Advances in Electrosurgical Techniques for Transcatheter Valve Therapies
Advances in Electrosurgical Techniques for Transcatheter Valve Therapies
Source: Medical News, September 6, 2025 – based on Cleveland Clinic’s official medical insights platform – Consult QD
1. Background & Impact
• Thousands of patients once ineligible for surgery or transcatheter therapy can now be treated.
• Electrosurgical techniques turn “no-option” cases into candidates for TAVR (aortic) or TMVR (mitral).
• These are “enabling technologies” that solve anatomical barriers which would otherwise make procedures impossible or extremely high risk.
2. Key Techniques & When the Danger Is Highest
• Transcaval
• Creates a controlled channel from vena cava → aorta to deliver TAVR when femoral/arterial access is unsuitable.
* BASILICA
• Deliberately cuts one aortic leaflet (native or bioprosthetic) before implanting a new valve.
• Prevents coronary obstruction — a rare but lethal complication with ~50% mortality.
• No danger of regurgitation, because the new transcatheter valve immediately takes over sealing and function.

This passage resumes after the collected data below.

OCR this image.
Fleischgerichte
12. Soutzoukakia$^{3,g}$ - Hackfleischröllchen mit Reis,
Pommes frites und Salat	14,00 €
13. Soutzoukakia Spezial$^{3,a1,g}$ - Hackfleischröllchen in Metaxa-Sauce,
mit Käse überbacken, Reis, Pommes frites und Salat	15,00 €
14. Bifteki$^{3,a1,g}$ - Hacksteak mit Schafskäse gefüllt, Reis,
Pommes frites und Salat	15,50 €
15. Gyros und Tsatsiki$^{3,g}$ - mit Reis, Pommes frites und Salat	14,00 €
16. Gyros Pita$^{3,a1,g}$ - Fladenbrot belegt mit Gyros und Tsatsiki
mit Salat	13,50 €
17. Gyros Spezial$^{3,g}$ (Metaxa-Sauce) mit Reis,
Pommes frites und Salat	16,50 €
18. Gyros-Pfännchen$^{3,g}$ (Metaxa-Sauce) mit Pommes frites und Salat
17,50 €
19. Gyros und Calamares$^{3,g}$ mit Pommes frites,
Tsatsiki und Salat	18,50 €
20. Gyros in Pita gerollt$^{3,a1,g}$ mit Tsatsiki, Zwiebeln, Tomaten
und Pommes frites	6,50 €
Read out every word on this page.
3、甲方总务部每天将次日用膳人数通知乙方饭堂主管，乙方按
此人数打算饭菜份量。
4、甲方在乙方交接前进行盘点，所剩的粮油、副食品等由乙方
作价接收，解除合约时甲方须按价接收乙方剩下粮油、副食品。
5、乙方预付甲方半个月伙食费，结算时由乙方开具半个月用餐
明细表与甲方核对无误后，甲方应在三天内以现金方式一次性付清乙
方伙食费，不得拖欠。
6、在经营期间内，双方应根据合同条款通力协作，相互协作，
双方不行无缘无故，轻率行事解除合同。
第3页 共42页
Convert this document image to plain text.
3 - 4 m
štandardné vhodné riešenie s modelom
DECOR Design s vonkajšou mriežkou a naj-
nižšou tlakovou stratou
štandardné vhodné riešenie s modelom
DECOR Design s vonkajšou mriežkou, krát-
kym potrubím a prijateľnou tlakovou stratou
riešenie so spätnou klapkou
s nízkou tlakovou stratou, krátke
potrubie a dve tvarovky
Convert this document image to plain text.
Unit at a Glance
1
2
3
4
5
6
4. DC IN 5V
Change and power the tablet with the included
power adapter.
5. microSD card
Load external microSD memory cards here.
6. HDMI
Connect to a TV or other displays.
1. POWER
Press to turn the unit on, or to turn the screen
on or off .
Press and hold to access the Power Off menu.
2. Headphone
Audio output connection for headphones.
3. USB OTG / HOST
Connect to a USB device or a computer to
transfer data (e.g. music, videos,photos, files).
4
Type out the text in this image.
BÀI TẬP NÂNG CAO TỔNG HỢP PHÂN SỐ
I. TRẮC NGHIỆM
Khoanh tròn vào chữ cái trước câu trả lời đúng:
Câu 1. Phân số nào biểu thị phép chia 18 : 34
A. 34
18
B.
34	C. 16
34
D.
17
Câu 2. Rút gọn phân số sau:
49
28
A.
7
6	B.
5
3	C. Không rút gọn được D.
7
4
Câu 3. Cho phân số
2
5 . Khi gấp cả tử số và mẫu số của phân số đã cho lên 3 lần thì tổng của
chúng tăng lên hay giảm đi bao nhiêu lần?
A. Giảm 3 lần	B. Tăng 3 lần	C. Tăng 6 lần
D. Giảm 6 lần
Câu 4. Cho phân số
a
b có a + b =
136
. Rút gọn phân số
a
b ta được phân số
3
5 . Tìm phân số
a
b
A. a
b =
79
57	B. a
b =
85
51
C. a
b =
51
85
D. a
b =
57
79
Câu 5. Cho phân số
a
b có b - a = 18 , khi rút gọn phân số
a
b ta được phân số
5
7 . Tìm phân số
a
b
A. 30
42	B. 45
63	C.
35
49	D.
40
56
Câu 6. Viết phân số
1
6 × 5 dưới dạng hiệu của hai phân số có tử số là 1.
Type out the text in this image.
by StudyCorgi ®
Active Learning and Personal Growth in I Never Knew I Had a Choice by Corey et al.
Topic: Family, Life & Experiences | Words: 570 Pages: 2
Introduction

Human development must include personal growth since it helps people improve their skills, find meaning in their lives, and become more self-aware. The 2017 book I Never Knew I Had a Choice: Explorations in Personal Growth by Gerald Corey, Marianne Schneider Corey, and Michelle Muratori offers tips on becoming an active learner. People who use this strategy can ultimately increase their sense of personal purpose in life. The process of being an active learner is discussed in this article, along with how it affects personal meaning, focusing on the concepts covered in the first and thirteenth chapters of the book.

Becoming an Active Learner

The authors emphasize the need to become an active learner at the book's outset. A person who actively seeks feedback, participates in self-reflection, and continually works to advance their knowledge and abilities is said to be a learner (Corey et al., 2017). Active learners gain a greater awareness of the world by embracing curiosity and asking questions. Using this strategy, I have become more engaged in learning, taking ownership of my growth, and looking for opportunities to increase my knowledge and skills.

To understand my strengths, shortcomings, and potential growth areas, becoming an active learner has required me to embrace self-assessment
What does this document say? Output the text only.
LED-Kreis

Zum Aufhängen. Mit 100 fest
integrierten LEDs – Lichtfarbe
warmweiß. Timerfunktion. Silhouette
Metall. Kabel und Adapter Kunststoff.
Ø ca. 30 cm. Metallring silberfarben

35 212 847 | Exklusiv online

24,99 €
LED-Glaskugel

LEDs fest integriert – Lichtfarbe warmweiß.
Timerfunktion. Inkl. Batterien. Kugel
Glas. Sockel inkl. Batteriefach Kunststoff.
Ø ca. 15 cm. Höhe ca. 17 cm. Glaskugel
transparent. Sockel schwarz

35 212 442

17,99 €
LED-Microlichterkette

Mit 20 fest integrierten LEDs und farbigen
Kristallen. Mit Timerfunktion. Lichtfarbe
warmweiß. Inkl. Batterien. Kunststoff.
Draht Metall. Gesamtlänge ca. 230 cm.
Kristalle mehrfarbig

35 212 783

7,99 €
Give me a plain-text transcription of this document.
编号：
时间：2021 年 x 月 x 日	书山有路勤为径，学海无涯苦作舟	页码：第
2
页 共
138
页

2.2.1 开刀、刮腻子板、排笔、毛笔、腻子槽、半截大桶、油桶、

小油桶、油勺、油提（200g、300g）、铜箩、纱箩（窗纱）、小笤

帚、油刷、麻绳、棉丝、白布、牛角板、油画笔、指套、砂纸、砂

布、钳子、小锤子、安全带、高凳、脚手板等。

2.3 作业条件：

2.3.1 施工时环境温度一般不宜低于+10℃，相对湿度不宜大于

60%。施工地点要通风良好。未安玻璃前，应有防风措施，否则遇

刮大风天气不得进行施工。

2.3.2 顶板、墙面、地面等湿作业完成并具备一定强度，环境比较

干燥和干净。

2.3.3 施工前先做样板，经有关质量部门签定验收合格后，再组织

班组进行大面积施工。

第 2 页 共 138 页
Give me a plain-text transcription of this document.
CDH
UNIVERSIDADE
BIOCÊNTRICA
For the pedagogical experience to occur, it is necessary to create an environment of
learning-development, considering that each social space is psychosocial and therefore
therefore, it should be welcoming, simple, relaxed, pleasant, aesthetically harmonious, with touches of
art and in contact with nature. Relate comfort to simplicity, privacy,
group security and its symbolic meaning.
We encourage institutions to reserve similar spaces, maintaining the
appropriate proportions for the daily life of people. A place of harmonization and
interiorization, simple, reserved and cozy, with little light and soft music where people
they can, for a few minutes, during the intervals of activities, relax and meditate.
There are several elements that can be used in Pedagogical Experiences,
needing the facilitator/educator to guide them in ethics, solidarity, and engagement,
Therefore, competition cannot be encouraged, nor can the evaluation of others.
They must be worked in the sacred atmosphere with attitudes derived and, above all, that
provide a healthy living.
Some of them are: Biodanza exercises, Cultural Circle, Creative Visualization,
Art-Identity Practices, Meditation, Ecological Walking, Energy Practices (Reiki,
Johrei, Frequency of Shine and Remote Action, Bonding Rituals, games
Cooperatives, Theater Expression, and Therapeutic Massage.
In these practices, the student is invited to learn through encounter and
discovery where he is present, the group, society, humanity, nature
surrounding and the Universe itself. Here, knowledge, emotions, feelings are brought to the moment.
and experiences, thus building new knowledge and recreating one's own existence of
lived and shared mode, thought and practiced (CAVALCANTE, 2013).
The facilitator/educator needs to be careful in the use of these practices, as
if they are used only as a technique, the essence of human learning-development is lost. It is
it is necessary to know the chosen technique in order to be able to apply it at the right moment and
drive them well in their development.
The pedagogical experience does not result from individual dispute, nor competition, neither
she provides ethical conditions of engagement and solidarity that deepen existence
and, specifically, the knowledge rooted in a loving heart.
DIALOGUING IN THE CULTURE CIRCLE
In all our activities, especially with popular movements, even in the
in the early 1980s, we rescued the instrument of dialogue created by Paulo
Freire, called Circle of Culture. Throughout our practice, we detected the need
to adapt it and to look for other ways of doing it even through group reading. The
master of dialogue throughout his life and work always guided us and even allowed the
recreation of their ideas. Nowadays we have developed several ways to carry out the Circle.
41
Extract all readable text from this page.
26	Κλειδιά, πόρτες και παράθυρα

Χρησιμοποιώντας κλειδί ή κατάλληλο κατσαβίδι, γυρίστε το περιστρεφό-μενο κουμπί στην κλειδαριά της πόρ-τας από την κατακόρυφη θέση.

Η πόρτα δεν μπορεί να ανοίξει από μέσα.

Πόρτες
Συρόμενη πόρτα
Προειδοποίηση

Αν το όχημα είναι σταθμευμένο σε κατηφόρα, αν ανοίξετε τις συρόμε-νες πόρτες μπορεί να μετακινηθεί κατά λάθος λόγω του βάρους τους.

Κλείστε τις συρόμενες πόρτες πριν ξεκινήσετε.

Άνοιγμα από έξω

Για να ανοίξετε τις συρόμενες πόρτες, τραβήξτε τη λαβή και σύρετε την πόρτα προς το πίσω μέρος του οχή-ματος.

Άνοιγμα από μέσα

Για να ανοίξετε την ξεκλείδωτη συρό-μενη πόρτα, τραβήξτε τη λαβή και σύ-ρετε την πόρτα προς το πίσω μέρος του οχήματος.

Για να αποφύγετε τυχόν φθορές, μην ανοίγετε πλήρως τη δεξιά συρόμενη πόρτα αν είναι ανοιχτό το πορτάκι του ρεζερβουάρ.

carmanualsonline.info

• Risk scenario: when the aortic leaflets are bulky, long, or bioprosthetic, they may obstruct the coronary ostia during TAVR if not lacerated
* LAMPOON
• Cuts the anterior mitral leaflet before TMVR to prevent LVOT obstruction.
• Risk scenario: patients with a small LV cavity or an elongated anterior mitral leaflet that could block the LV outflow tract after valve implantation — a complication that can be rapidly fatal.
* SESAME
• Electrosurgical thinning or splitting of a thickened interventricular septum.
• Risk scenario: hypertrophic cardiomyopathy (HCM), bulky septum, or narrow LVOT that would make TMVR unsafe or impossible without septal modification.
3. Clinical Adoption
• BASILICA & Transcaval: performed in thousands of patients worldwide.
• LAMPOON: approaching 1,000 cases globally.
• Rapid uptake through training workshops, registries, and social media (many operators learned via published cases or videos).
4. Benefits
• Enable treatment for high-risk or previously inoperable patients.
• Prevent catastrophic complications:
• Coronary obstruction during TAVR.
• LVOT obstruction during TMVR.
• Expand the safe use of TAVR and TMVR to anatomies once considered prohibitive.